Neumann sonrió y señaló con la cabeza los cinco dólares que yo estaba volviendo a meter en la cartera.

– Por cinco dólares podría decirle todo lo que sé.

– Nada de rollos.

Asintió y le tiré el billete.

– Será mejor que valga la pena.

– Pullach es un pequeño suburbio de Munich. También es el cuartel general de la Dirección de Censura Postal del Ejército de Estados Unidos. Todo el correo para los Gl de Tegel tiene que pasar por allí.

– ¿Eso es todo?

– ¿Qué más quiere, la pluviosidad media anual?

– Está bien, no estoy seguro de para qué me sirve eso, pero gracias de todos modos.

– A lo mejor puedo tener los ojos abiertos por si veo a ese Eddy Holl.

– ¿Por qué no? Me voy a Viena mañana. Cuando llegue te telegrafiaré la dirección donde voy a estar por si te enteras de algo. El pago a la entrega.

– Joder, me gustaría poder ir. Me entusiasma Viena.

– Nunca me has dado la impresión de ser un tipo cosmopolita, Neumann.

– Supongo que no querrá entregar unas cuantas cartas cuando esté allí, ¿eh? Tengo unos cuantos austríacos en mi planta.

– ¿Qué dices? ¿Hacer de cartero para unos cuantos criminales de guerra nazis? No, gracias. -Me acabé la bebida y miré la hora-. ¿Crees que todavía vendrá, esa amiga tuya?

Me levanté para marcharme.

– ¿Qué hora es? -dijo frunciendo el ceño.

Le enseñé la esfera de mi Rolex de pulsera. Casi había decidido no venderlo. Neumann hizo una mueca cuando vio la hora.

– Supongo que algo la habrá retenido -dije.

Movió la cabeza tristemente.

– Ahora ya no vendrá. Mujeres.

Le di un cigarrillo.

– En estos tiempos, la única mujer en la que puedes confiar es en la esposa de otro.

– Es un mundo asqueroso, Herr Gunther.

– Sí, pero, oye, no se lo digas a nadie.

10

En el tren a Viena había un hombre que hablaba de lo que les habíamos hecho a los judíos.

– Mire -decía-, no pueden culparnos por lo que pasó. Estaba predestinado. Solo nos limitamos a cumplir la profecía de su propio Antiguo Testamento, la que habla de José y sus hermanos. Ahí tenemos a José, el hijo más joven y el favorito de un padre represor, a quien tomamos como símbolo de toda la raza judía. Y luego están todos los demás hermanos, símbolo de los gentiles de todas partes, pero supongamos que son alemanes y que, naturalmente, están celosos del niño bonito. Es más guapo que los demás; tiene una chaqueta de muchos colores. Por Dios, no es de extrañar que lo odien. No es de extrañar que lo vendan como esclavo. Pero lo que es importante observar es que lo que los hermanos hacen es tanto una reacción contra un padre severo y autoritario, o una patria, si lo prefiere, como contra un hermano que parece gozar de demasiados privilegios. -El hombre se encogió de hombros y empezó a frotarse el lóbulo de una oreja con forma de interrogante pensativamente-. En realidad, si lo piensas bien, tendrían que agradecérnoslo.
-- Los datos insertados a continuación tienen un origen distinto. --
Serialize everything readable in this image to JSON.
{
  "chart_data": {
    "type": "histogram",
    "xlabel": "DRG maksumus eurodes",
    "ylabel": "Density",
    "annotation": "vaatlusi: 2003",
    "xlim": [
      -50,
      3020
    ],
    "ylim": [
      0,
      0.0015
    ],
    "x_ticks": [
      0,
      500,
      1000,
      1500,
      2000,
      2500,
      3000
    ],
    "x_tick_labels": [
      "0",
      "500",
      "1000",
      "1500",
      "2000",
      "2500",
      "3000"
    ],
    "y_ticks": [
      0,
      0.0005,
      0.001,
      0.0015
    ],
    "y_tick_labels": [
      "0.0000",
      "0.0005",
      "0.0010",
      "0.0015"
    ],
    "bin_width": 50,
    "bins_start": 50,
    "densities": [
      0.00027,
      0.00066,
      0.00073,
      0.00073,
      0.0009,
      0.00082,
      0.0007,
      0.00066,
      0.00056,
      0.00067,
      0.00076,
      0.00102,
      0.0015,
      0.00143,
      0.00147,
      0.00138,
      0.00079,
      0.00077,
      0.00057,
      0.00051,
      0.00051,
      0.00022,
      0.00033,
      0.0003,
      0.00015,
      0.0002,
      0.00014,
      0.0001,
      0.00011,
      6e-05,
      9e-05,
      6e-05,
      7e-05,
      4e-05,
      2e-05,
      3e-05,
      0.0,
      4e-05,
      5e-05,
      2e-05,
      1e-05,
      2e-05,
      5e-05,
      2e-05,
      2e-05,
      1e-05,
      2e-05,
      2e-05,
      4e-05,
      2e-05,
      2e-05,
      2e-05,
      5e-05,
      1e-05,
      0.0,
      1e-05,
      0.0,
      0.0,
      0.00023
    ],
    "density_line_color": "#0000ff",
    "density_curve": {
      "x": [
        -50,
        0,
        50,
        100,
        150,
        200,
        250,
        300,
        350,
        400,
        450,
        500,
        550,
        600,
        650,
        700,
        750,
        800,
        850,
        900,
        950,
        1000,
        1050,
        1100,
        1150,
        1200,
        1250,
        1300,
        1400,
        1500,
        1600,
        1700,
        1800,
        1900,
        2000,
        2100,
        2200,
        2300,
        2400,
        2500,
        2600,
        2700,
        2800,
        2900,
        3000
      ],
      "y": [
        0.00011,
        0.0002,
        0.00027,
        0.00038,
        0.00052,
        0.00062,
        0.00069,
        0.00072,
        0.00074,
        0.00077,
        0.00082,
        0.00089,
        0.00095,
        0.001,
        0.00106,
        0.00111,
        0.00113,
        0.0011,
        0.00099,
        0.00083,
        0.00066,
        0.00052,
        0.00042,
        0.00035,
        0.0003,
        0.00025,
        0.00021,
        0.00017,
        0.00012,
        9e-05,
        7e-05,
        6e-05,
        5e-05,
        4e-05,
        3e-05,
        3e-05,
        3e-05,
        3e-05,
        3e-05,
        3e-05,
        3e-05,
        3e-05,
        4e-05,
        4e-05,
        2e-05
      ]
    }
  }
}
– ¿Cómo llega a esa conclusión? -pregunté con una considerable falta de fe.

– De no ser por lo que hicieron los hermanos de José, los hijos de Israel nunca habrían sufrido esclavitud en Egipto, nunca habrían sido conducidos hasta la tierra prometida por Moisés. Del mismo modo, de no ser por lo que nosotros, los alemanes, hicimos, los judíos nunca habrían vuelto a Palestina. Fíjese, si incluso están a punto de establecer un nuevo Estado. -Los ojillos del hombre se entrecerraron como si fuera uno de los pocos elegidos para echar una ojeadaa la agenda de Dios-. Oh, sí -dijo- ha sido el cumplimiento de una profecía, justo eso.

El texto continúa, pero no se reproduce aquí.